Experts strongly recommend mounting monitors vertically. If the monitors are mounted horizontally, side movements of the head result in individual distance changes from each of the drivers, and thus unwanted coloration of the frequency response. If, for whatever reason, monitors are mounted horizontally, the general recommendation is for the tweeters to be on the outside. This ensures a wider stereo image, and some also claim a better bass response.

Very high frequencies are extremely directional; it can easily be demonstrated how a frequency of 18 kHz coming from a single speaker can only be heard if the ear is placed in a very specific point in space. Therefore, tweeters should be placed at ear level, or, if the monitor is angled, the tweeter’s normal should be directed toward the ear.

Damping monitors

Various devices are used to separate the monitors from the surface on which they are mounted. Most widespread are isolation pads made of dense acoustic foam (Figure 8.5) and metal spikes. Monitor decouplers function in two principal ways. First, they isolate the monitor from the stand (or desk), ensuring that the speaker operates independently, with no back-vibrations from the stand interfering with the monitor operation. Second, they prevent transmission of vibrations onto the stand, which can generate unwanted resonance. The resonance of a hollow metal stand can easily be demonstrated if you clap your hands next to it. Such stands are designed to be filled with sand, which increases their mass and minimizes resonance. Also, sound generally travels faster through solid matter than through air. It is possible for sound to travel through the stand and floor and reach our body before the sound traveling through air does, possibly confusing our perception of low frequencies. Both foam and spike decouplers are fairly cheap, yet are known to have a highly positive effect on monitor performance. Mostly, they yield a tighter, more focused bass response.

Figure 8.5 The Auralex MoPAD monitor isolation pads. Both a Yamaha NS10 and a Genelec 1029 are shown here resting on the Auralex MoPADs.

Figure 8.5 The Auralex MoPAD monitor isolation pads. Both a Yamaha NS10 and a Genelec 1029 are shown here resting on the Auralex MoPADs.

A/B realm

Virtually every serious mixing studio has more than one pair of monitors. Sometimes there might even be more than one pair of near-fields. Project studio owners can also benefit from having more than one pair of monitors. Different brands vary in characteristics such as frequency response, detail accuracy, depth imaging, and stereo imaging. Having more than one brand lets us compare various aspects of the mix using different references, and can help us make important mixing decisions, especially while stabilizing the mix. Different products on the market, often called control room matrices or command centers, let us toggle between the different pairs of speakers. The Mackie Big Knob in Figure 8.6 is one of them. Cubase provides internal functionality that achieves the same, provided the audio interface has more than one stereo output.

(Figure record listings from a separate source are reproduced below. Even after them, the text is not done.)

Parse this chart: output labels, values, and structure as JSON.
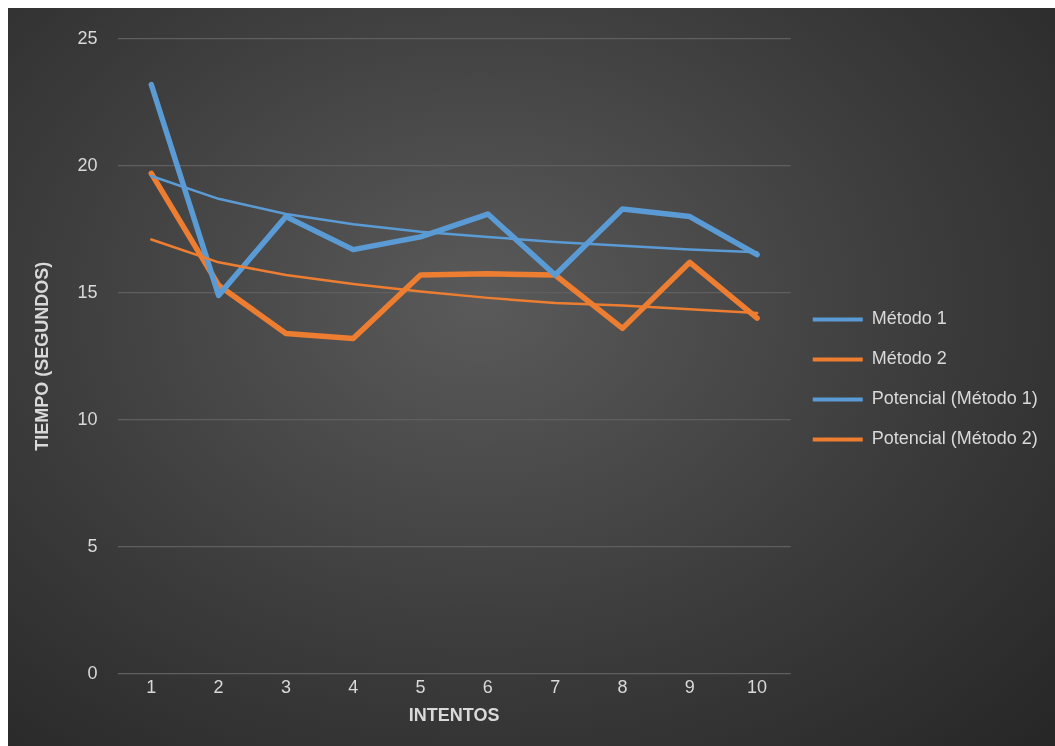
{
  "chart_data": {
    "type": "line",
    "xlabel": "INTENTOS",
    "ylabel": "TIEMPO (SEGUNDOS)",
    "x": [
      1,
      2,
      3,
      4,
      5,
      6,
      7,
      8,
      9,
      10
    ],
    "xlim": [
      0.5,
      10.5
    ],
    "xticks": [
      1,
      2,
      3,
      4,
      5,
      6,
      7,
      8,
      9,
      10
    ],
    "ylim": [
      0,
      25
    ],
    "yticks": [
      0,
      5,
      10,
      15,
      20,
      25
    ],
    "grid": "y",
    "legend": "right",
    "marker": "none",
    "line_style": "solid",
    "series": [
      {
        "name": "Método 1",
        "color": "#5b9bd5",
        "values": [
          23.2,
          14.9,
          18.0,
          16.7,
          17.2,
          18.1,
          15.7,
          18.3,
          18.0,
          16.5
        ]
      },
      {
        "name": "Método 2",
        "color": "#ed7d31",
        "values": [
          19.7,
          15.3,
          13.4,
          13.2,
          15.7,
          15.75,
          15.7,
          13.6,
          16.2,
          14.0
        ]
      },
      {
        "name": "Potencial (Método 1)",
        "color": "#5b9bd5",
        "type": "line",
        "x": [
          1,
          2,
          3,
          4,
          5,
          6,
          7,
          8,
          9,
          10
        ],
        "values": [
          19.6,
          18.7,
          18.1,
          17.7,
          17.4,
          17.2,
          17.0,
          16.85,
          16.7,
          16.6
        ]
      },
      {
        "name": "Potencial (Método 2)",
        "color": "#ed7d31",
        "type": "line",
        "x": [
          1,
          2,
          3,
          4,
          5,
          6,
          7,
          8,
          9,
          10
        ],
        "values": [
          17.1,
          16.2,
          15.7,
          15.35,
          15.05,
          14.8,
          14.6,
          14.5,
          14.35,
          14.2
        ]
      }
    ]
  }
}
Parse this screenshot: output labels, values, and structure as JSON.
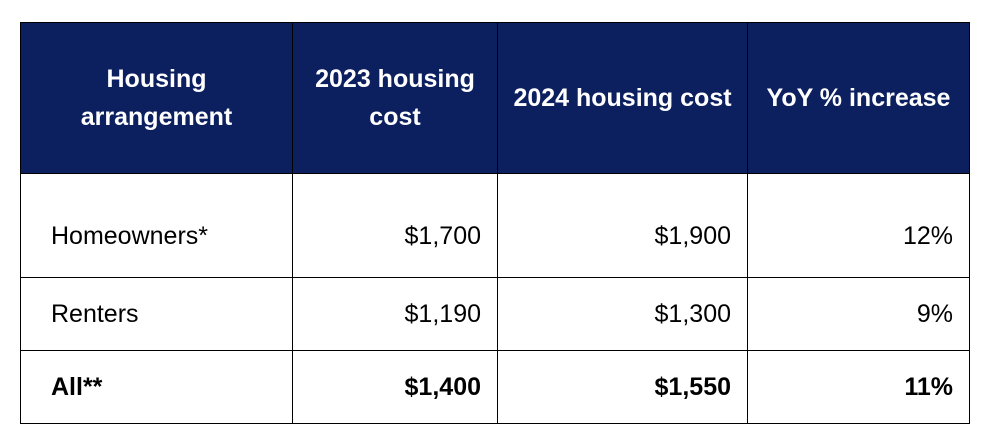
{
  "table": {
    "headers": [
      "Housing arrangement",
      "2023 housing cost",
      "2024 housing cost",
      "YoY % increase"
    ],
    "rows": [
      [
        "Homeowners*",
        "$1,700",
        "$1,900",
        "12%"
      ],
      [
        "Renters",
        "$1,190",
        "$1,300",
        "9%"
      ],
      [
        "All**",
        "$1,400",
        "$1,550",
        "11%"
      ]
    ]
  },
  "colors": {
    "header_bg": "#0c1f5e",
    "header_text": "#ffffff",
    "border": "#000000"
  }
}
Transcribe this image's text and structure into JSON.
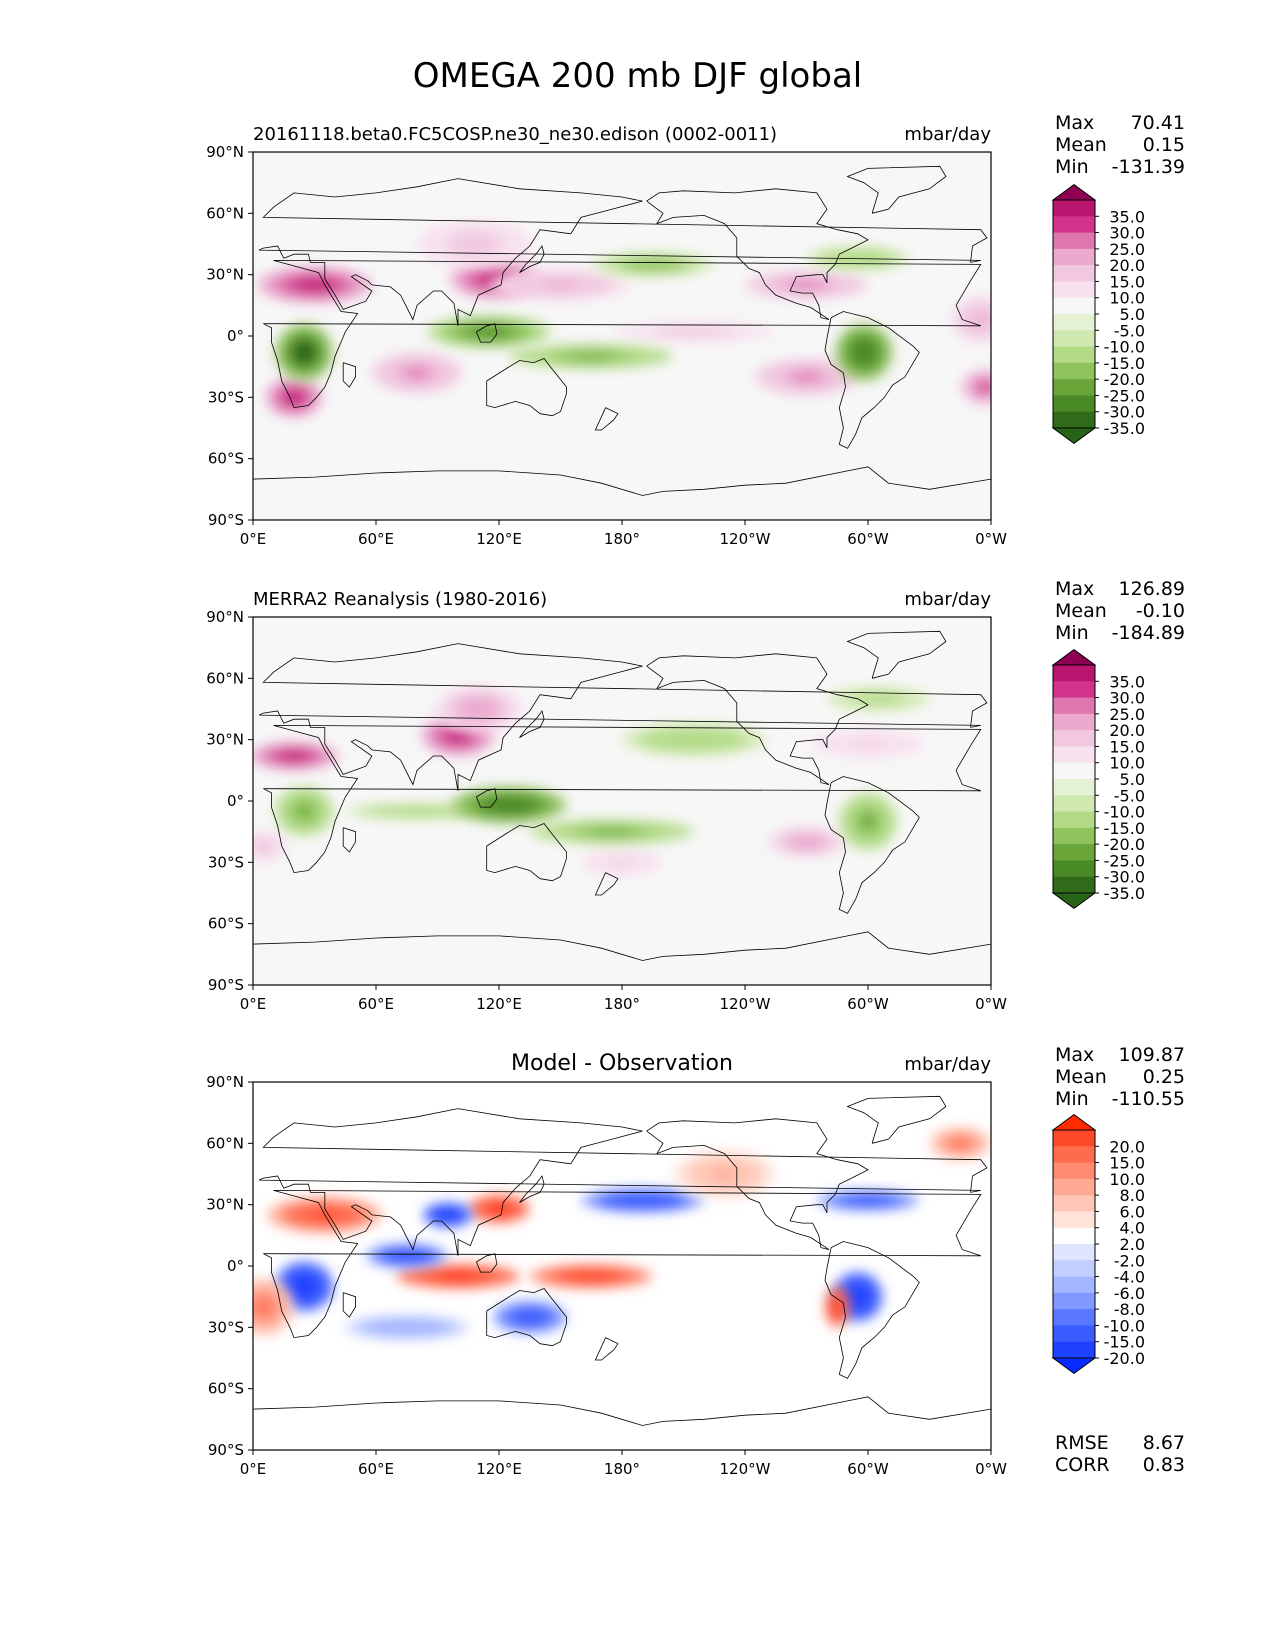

Figure 8.6 The Mackie Big Knob. Among the features of this studio command system are monitor selection and mono summing.

Figure 8.6 The Mackie Big Knob. Among the features of this studio command system are monitor selection and mono summing.

Very often, when a few sets of monitors are installed, only one is used for the majority of the mixing process, with the others used for reference or specific tasks. It is important to remember that each pair of monitors will sound different. This can make frequent jumping between one set to another more confusing than helpful—as mixes sound different on each set, there’s no solid reference for decision-making and one might be applying changes simply because of the sonic differences between two sets. It is therefore advisable to take a short break before changing to a new monitoring system; this way, the sonic differences between the monitors will be less noticeable.

Headphone mixing

fignot.jpg

Having used monitors exclusively, some professional mixing engineers might be shocked to find a section on mixing using headphones in a book on mixing. Others may understand, having used headphones as a reference on occasion.

Truth be told, many people nowadays mix in bedrooms, where noise-level considerations exist (late hours, neighbors, etc.), and rooms may be poor for listening. Thus, mixing on headphones is not only sometimes the only option, but it may actually have some advantages. Some of the readers of this book, as it turned out, use headphones exclusively while mixing, so the disadvantages of doing so also need to be discussed.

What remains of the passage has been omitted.